Les habitants des villages de Rigar-Rana, Agale, Dandani, Kwabo et Barebari, dans le district de Gwarzo, à 120 km au sud de la ville de Kano, ont annoncé collectivement qu’ils partiraient après la récolte de septembre. Cette annonce intervient après 15 ans de vaines demandes aux autorités locales pour qu’elles fassent construire un puits.
Les cinq villages n’ont accès à aucun puits, qu’il s’agisse de puits ouverts ou de puits fermés.
« Nous sommes confrontés à un désastre qui est dû aux graves pénuries d’eau. C’est ici que se trouvent nos maisons et nous ne voudrions pas les abandonner, mais si la situation n’évolue pas, nous n’aurons probablement pas d’autre choix que de partir », a dit à IRIN Gambo Dan-Madana, l’imam responsable des cinq villages concernés.
Aminu Azara, 32 ans, agriculteur à Agale, a raconté à IRIN : « Tous les matins je dois me lever tôt et partir sur mon âne chercher de l’eau dans deux containers en plastique, pour mes besoins domestiques… La collecte de l’eau me prend au moins quatre heures par jour, car les files d’attentes sont longues ».
A Rigar-Rana, les enfants ne vont plus à l’école parce qu’ils doivent aller chercher de l’eau.
« Pour satisfaire nos besoins quotidiens en eau, nous devons nous rendre, à pieds ou à vélo, à la ville de Dagacin Sabon-Birni [à quatre kilomètres] », a expliqué à IRIN Abdulkadir Kagane, 46 ans. « Nous voulons envoyer nos enfants à l’école mais c’est impossible parce qu’ils passent presque toute la journée à chercher de l’eau. A cause de cela, ils ne reçoivent aucune éducation. Dans ce village, pas un seul enfant ne sait écrire son nom ».
« Etant donné que les autorités locales n’ont pas daigné répondre à nos réclamations, nous avons décidé de déménager à Kano, où on trouve de l’eau plus facilement, parce que nous ne pouvons pas continuer à vivre ainsi », a ajouté M. Azara. Pour creuser un puits, il faudrait disposer de matériel de forage car le sol de la région est rocheux.
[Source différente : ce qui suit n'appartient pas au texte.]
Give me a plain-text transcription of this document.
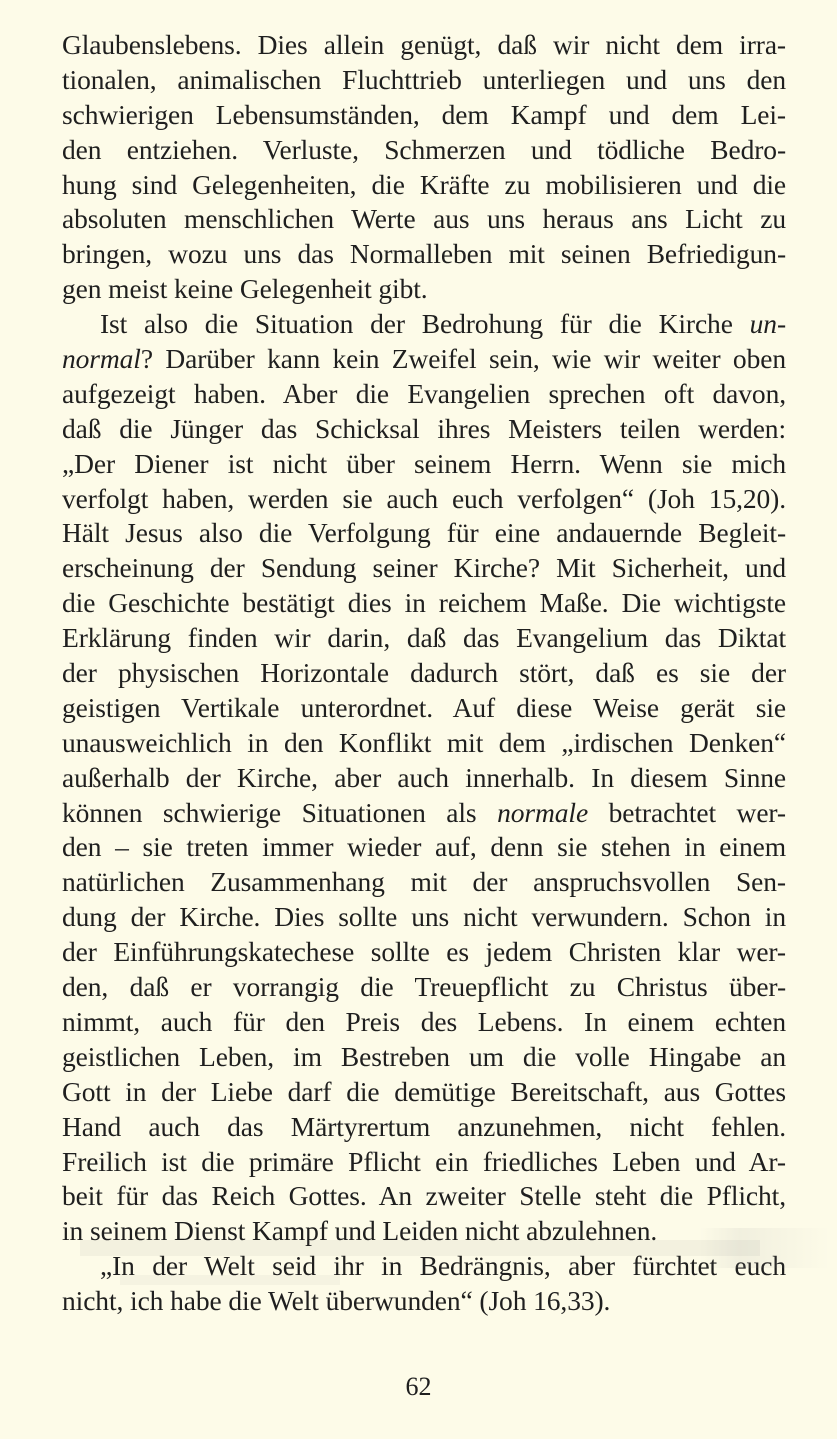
Glaubenslebens. Dies allein genügt, daß wir nicht dem irra-
tionalen, animalischen Fluchttrieb unterliegen und uns den
schwierigen Lebensumständen, dem Kampf und dem Lei-
den entziehen. Verluste, Schmerzen und tödliche Bedro-
hung sind Gelegenheiten, die Kräfte zu mobilisieren und die
absoluten menschlichen Werte aus uns heraus ans Licht zu
bringen, wozu uns das Normalleben mit seinen Befriedigun-
gen meist keine Gelegenheit gibt.
Ist also die Situation der Bedrohung für die Kirche un-
normal? Darüber kann kein Zweifel sein, wie wir weiter oben
aufgezeigt haben. Aber die Evangelien sprechen oft davon,
daß die Jünger das Schicksal ihres Meisters teilen werden:
„Der Diener ist nicht über seinem Herrn. Wenn sie mich
verfolgt haben, werden sie auch euch verfolgen“ (Joh 15,20).
Hält Jesus also die Verfolgung für eine andauernde Begleit-
erscheinung der Sendung seiner Kirche? Mit Sicherheit, und
die Geschichte bestätigt dies in reichem Maße. Die wichtigste
Erklärung finden wir darin, daß das Evangelium das Diktat
der physischen Horizontale dadurch stört, daß es sie der
geistigen Vertikale unterordnet. Auf diese Weise gerät sie
unausweichlich in den Konflikt mit dem „irdischen Denken“
außerhalb der Kirche, aber auch innerhalb. In diesem Sinne
können schwierige Situationen als normale betrachtet wer-
den – sie treten immer wieder auf, denn sie stehen in einem
natürlichen Zusammenhang mit der anspruchsvollen Sen-
dung der Kirche. Dies sollte uns nicht verwundern. Schon in
der Einführungskatechese sollte es jedem Christen klar wer-
den, daß er vorrangig die Treuepflicht zu Christus über-
nimmt, auch für den Preis des Lebens. In einem echten
geistlichen Leben, im Bestreben um die volle Hingabe an
Gott in der Liebe darf die demütige Bereitschaft, aus Gottes
Hand auch das Märtyrertum anzunehmen, nicht fehlen.
Freilich ist die primäre Pflicht ein friedliches Leben und Ar-
beit für das Reich Gottes. An zweiter Stelle steht die Pflicht,
in seinem Dienst Kampf und Leiden nicht abzulehnen.
„In der Welt seid ihr in Bedrängnis, aber fürchtet euch
nicht, ich habe die Welt überwunden“ (Joh 16,33).
62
En mars 2009, une délégation de villageois a déposé une ultime plainte auprès de Sunusi Mahmud Getso, président du district de Gwarzo.
Selon la dernière étude du Département britannique pour le développement international (DFID), en 2004, sur les neuf millions d’habitants de l’Etat de Kano, moins de 40 pour cent avaient accès à de l’eau propre, et la plupart des habitants puisaient de l’eau dans des sources à risque telles que des rivières ou des mares.
Photo: Aminu Abubakar/IRIN |
Des enfants puisant de l’eau dans une mare pendant la saison des pluies, à Rigar-Rana |
D’après Habu Mati, du village de Kwabo, les hommes politiques visitent régulièrement la région en période de campagne électorale, promettant aux habitants de leur donner un accès à l’eau potable lorsqu’ils seront élus, mais ils ne donnent jamais suite.
« Pour eux [les hommes politiques], nous ne sommes qu’un potentiel électoral, et une fois qu’ils ont eu ce qu’ils voulaient de nous, ils nous ferment la porte au nez et renient leurs promesses », a dit M. Mati à IRIN.
Pendant la saison des pluies, les habitants puisent de l’eau dans des mares, ce qui a de graves conséquences sur leur santé : le choléra, la fièvre typhoïde et le ver de Guinée ont tous frappé Rigar-Rana ces dernières années, et le choléra a fait quatre morts dans le village en mai 2008.
Les autorités déclarent être conscientes de la détresse des habitants, et affirment qu’elles prévoient d’installer des canalisations pour acheminer l’eau courante jusqu’à l’un des villages.
« Nous sommes conscients du problème et nous avons entrepris des études de faisabilité concernant l’installation de canalisations amenant l’eau à Rigar-Rana, afin de répondre aux besoins en eau de tous les villages touchés », a dit M. Getso à IRIN.
Le Nigeria est l’un des quatre pays d’Afrique de l’Ouest où moins de la moitié des habitants ont accès à de l’eau potable |
Cependant, M. Mati raconte que les habitants ont déjà entendu ce discours de nombreuses fois. « Ces vaines promesses ne nous touchent plus », a-t-il dit.
« Nous sommes des gens pauvres, sans éducation, sans représentant ni quiconque pour nous appuyer auprès des autorités locales. Pour obtenir la mise en œuvre de projets pour sa communauté, il faut avoir des relations influentes capables de s’attirer les faveurs du pouvoir ».
D’après les Nations Unies, le Nigeria est l’un des quatre pays d’Afrique de l’Ouest où moins de la moitié des habitants ont accès à de l’eau potable.